Les orbitales atomiques sont des expressions mathématiques qui décrivent la localisation d’un électron dans un atome. Dans cet exercice, nous devons déterminer la plus haute orbitale atomique occupée dans un atome de bore. Dans un atome, les électrons remplissent les orbitales atomiques par ordre d’énergie croissante, ce qui est résumé par cette figure. Les différentes sous-couches contiennent un nombre maximum différent d’électrons. La sous-couche s peut contenir un maximum de deux électrons ; la sous-couche p, un maximum de six ; d, 10 ; et f, 14.

Les atomes de bore ont cinq électrons. Les électrons rempliront d’abord l’orbitale atomique d’énergie la plus basse, qui est l’orbitale 1s. L’orbitale 1s peut contenir deux électrons, ce que nous indiquons à l’aide d’un exposant. L’orbitale suivante d’énergie plus élevée est l’orbitale 2s, qui peut également contenir deux électrons. Le cinquième et dernier électron du bore ira dans la sous-couche suivante d’énergie plus élevée, qui est la sous-couche 2p. De la configuration électronique du bore que nous venons de trouver, nous pouvons voir que la plus haute orbitale atomique occupée est l’orbitale 2p.

Il est maintenant temps de conclure cette vidéo avec les points les plus importants que nous avons appris sur les orbitales atomiques.
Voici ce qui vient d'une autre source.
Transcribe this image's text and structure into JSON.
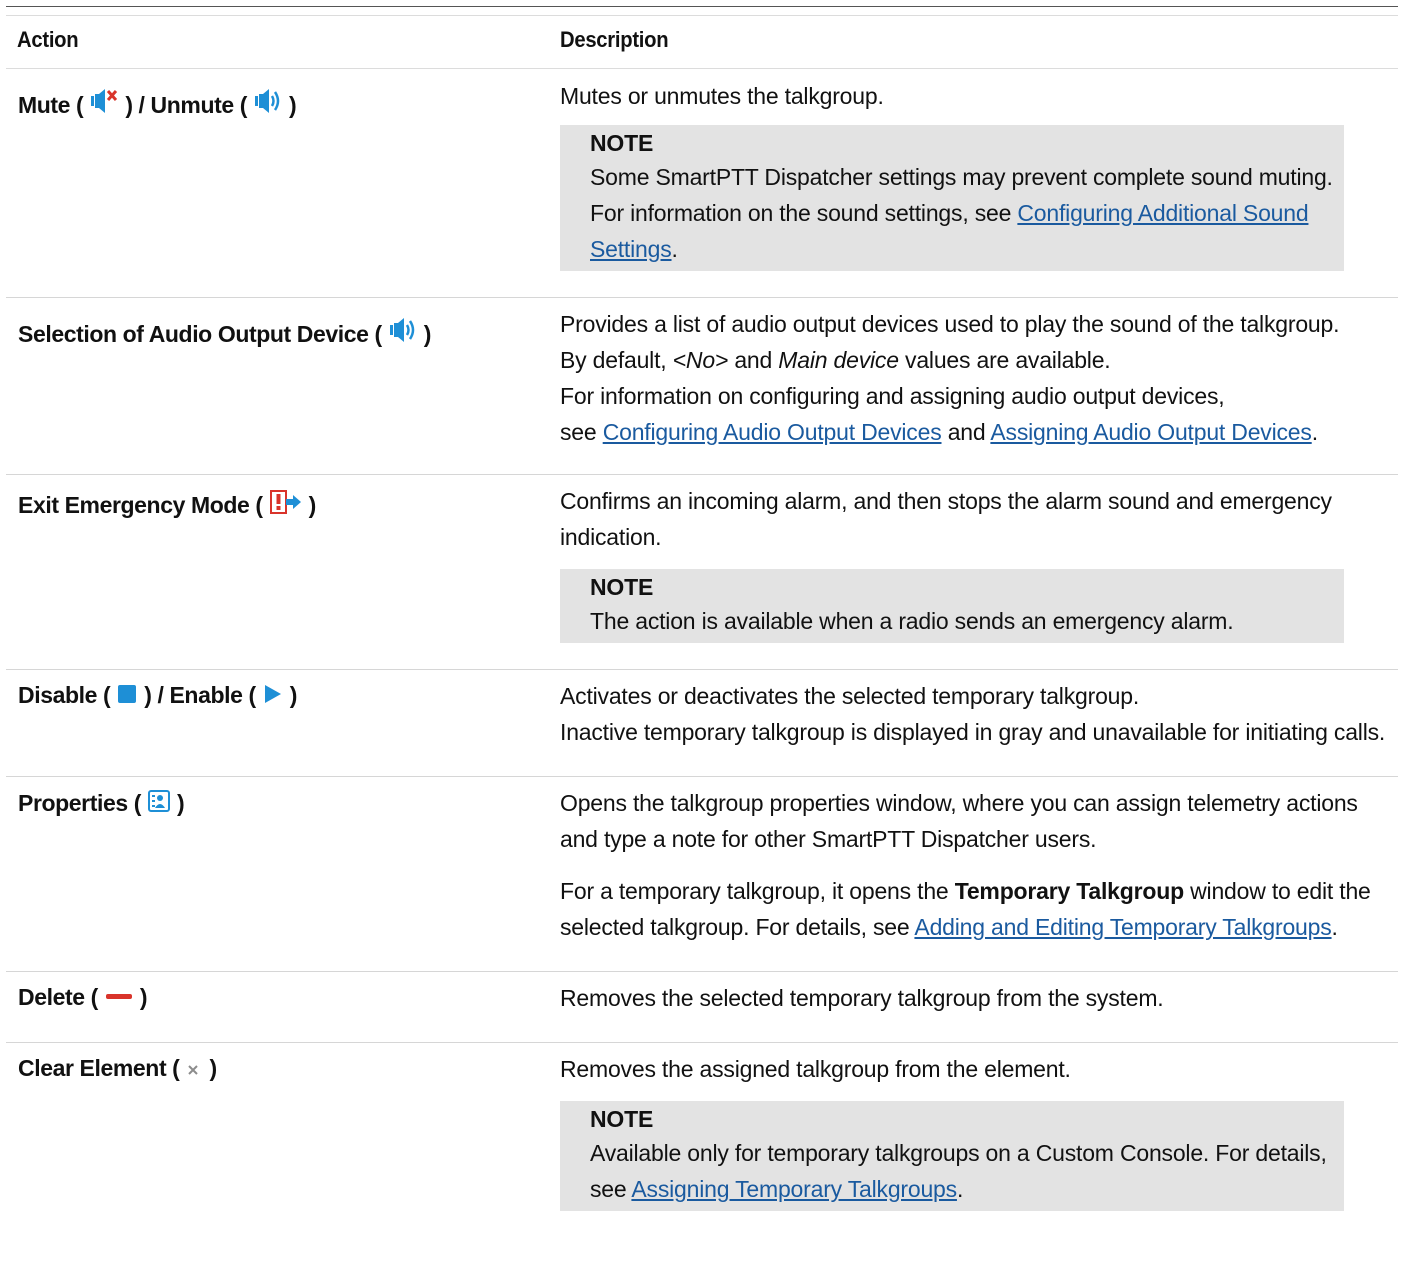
{
  "table": {
    "header": {
      "action": "Action",
      "description": "Description"
    },
    "rows": {
      "mute": {
        "action_a": "Mute (",
        "action_b": ") / Unmute (",
        "action_c": ")",
        "desc": "Mutes or unmutes the talkgroup.",
        "note_title": "NOTE",
        "note_text_1": "Some SmartPTT Dispatcher settings may prevent complete sound muting. For information on the sound settings, see ",
        "note_link": "Configuring Additional Sound Settings",
        "note_text_2": "."
      },
      "audio": {
        "action_a": "Selection of Audio Output Device (",
        "action_b": ")",
        "line1": "Provides a list of audio output devices used to play the sound of the talkgroup.",
        "line2_a": "By default, ",
        "line2_b": "<No>",
        "line2_c": " and ",
        "line2_d": "Main device",
        "line2_e": " values are available.",
        "line3": "For information on configuring and assigning audio output devices,",
        "line4_a": "see ",
        "link1": "Configuring Audio Output Devices",
        "line4_b": " and ",
        "link2": "Assigning Audio Output Devices",
        "line4_c": "."
      },
      "emergency": {
        "action_a": "Exit Emergency Mode (",
        "action_b": ")",
        "desc": "Confirms an incoming alarm, and then stops the alarm sound and emergency indication.",
        "note_title": "NOTE",
        "note_text": "The action is available when a radio sends an emergency alarm."
      },
      "disable": {
        "action_a": "Disable (",
        "action_b": ") / Enable (",
        "action_c": ")",
        "line1": "Activates or deactivates the selected temporary talkgroup.",
        "line2": "Inactive temporary talkgroup is displayed in gray and unavailable for initiating calls."
      },
      "properties": {
        "action_a": "Properties (",
        "action_b": ")",
        "para1": "Opens the talkgroup properties window, where you can assign telemetry actions and type a note for other SmartPTT Dispatcher users.",
        "para2_a": "For a temporary talkgroup, it opens the ",
        "para2_bold": "Temporary Talkgroup",
        "para2_b": " window to edit the selected talkgroup. For details, see ",
        "para2_link": "Adding and Editing Temporary Talkgroups",
        "para2_c": "."
      },
      "delete": {
        "action_a": "Delete (",
        "action_b": ")",
        "desc": "Removes the selected temporary talkgroup from the system."
      },
      "clear": {
        "action_a": "Clear Element (",
        "action_b": ")",
        "desc": "Removes the assigned talkgroup from the element.",
        "note_title": "NOTE",
        "note_text_1": "Available only for temporary talkgroups on a Custom Console. For details, see ",
        "note_link": "Assigning Temporary Talkgroups",
        "note_text_2": "."
      }
    }
  },
  "icons": {
    "mute": "speaker-muted-icon",
    "unmute": "speaker-icon",
    "audio_device": "speaker-icon",
    "exit_emergency": "exit-emergency-icon",
    "disable": "stop-square-icon",
    "enable": "play-triangle-icon",
    "properties": "properties-card-icon",
    "delete": "minus-bar-icon",
    "clear": "close-x-icon"
  },
  "colors": {
    "link": "#1a5a9f",
    "icon_blue": "#1e8fd6",
    "icon_red": "#d9342b",
    "note_bg": "#e3e3e3"
  }
}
Les orbitales atomiques sont des expressions mathématiques à trois dimensions qui décrivent l’emplacement le plus probable d’un électron dans un atome. Les orbitales atomiques ont différentes formes et tailles que nous pouvons spécifier en utilisant des nombres quantiques. Dans un atome, les électrons remplissent les orbitales atomiques par ordre d’énergie croissante selon le principe d’Aufbau. Les orbitales atomiques se recouvrent pour créer des liaisons dans les molécules.